XenoPort’s randomized, parallel-group, double-blind, placebo-controlled Phase II clinical trial of XP19986 is designed to evaluate the efficacy, safety and tolerability of a sustained-release formulation of XP19986 (designated as SR3) in patients with symptomatic gastroesophageal reflux disease (GERD). The clinical trial is being conducted in approximately 150 patients at multiple study centers in the US. The primary endpoint of the GERD Phase II clinical trial is the difference in the total number of episodes of heartburn experienced by each subject over the entire treatment period for the combined XP19986 dose groups versus the placebo group.
XenoPort’s multiple-dose, randomized, placebo-controlled, crossover Phase II clinical trial of XP19986 is designed to evaluate the efficacy, safety and tolerability of a sustained-release formulation (designated as SR1) of XP19986 in patients with spasticity due to spinal cord injury. The Phase II clinical trial is being conducted at multiple study centers in the US. Three doses of XP19986 are being assessed in a randomized crossover comparison versus placebo. The primary outcome measure in this study is the Ashworth Scale assessment of muscle tone.
XenoPort’s randomized, double-blind, placebo-controlled single dose Phase I clinical trial is designed to assess the safety and pharmacokinetics (PK) of a prototype sustained-release formulation of XP21279 administered with carbidopa and to compare its PK profile to that of Sinemet (L-Dopa/carbidopa). Preliminary PK results are expected in the first quarter of 2008.
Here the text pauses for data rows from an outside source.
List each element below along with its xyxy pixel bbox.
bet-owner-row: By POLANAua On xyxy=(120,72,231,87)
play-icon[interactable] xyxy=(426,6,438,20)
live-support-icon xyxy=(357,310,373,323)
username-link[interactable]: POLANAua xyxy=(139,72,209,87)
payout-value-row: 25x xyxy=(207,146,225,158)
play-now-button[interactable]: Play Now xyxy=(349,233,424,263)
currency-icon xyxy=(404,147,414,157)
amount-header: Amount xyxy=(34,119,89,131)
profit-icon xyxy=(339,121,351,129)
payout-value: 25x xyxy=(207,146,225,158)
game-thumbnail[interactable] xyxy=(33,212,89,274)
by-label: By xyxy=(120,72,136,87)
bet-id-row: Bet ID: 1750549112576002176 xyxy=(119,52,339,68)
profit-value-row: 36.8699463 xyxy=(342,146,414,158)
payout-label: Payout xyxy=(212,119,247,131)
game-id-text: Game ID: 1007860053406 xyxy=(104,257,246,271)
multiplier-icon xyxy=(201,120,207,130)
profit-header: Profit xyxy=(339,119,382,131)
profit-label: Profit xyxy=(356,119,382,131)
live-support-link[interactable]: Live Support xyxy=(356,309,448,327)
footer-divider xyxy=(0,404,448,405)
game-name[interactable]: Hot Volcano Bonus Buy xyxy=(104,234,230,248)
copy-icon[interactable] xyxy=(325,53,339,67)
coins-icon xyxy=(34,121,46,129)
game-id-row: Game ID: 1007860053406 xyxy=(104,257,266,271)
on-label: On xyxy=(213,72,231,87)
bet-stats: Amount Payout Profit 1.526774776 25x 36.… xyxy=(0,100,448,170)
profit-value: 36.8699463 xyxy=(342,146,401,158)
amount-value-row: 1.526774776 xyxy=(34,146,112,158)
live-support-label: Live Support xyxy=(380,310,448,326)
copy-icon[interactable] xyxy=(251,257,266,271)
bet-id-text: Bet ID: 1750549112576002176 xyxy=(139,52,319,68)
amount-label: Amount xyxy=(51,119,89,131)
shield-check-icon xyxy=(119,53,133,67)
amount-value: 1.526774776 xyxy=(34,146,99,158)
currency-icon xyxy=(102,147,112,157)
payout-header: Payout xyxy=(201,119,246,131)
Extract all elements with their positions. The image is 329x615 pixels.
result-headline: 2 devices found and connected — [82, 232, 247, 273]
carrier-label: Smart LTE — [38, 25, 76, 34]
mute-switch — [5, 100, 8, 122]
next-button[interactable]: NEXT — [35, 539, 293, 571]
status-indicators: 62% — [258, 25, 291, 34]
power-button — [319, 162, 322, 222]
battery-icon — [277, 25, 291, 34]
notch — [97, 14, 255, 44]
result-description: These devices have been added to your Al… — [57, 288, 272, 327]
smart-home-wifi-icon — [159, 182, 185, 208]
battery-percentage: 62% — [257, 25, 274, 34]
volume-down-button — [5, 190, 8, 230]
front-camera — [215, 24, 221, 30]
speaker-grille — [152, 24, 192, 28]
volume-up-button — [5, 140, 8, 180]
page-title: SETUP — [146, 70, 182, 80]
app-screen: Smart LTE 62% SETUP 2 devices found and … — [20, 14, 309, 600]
XP19986, a new chemical entity is a transported prodrug of R-baclofen and is designed to engage natural nutrient transport mechanisms found on intestinal cell membranes, thereby gaining efficient entrance into the bloodstream. XP21279 is a transported prodrug of levodopa, or L-Dopa, one of the most effective therapies for reducing symptoms associated with Parkinson’s disease.
XenoPort also confirmed plans to release top-line data from two Phase III clinical trials of XP13512 in patients with restless legs syndrome (RLS) in the first quarter of 2008. XenoPort also stated that GlaxoSmithKline, its partner for XP13512 in the US and other countries worldwide, excluding certain Asian countries, plans to file a new drug application for XP13512 for RLS with the FDA in the third quarter of 2008.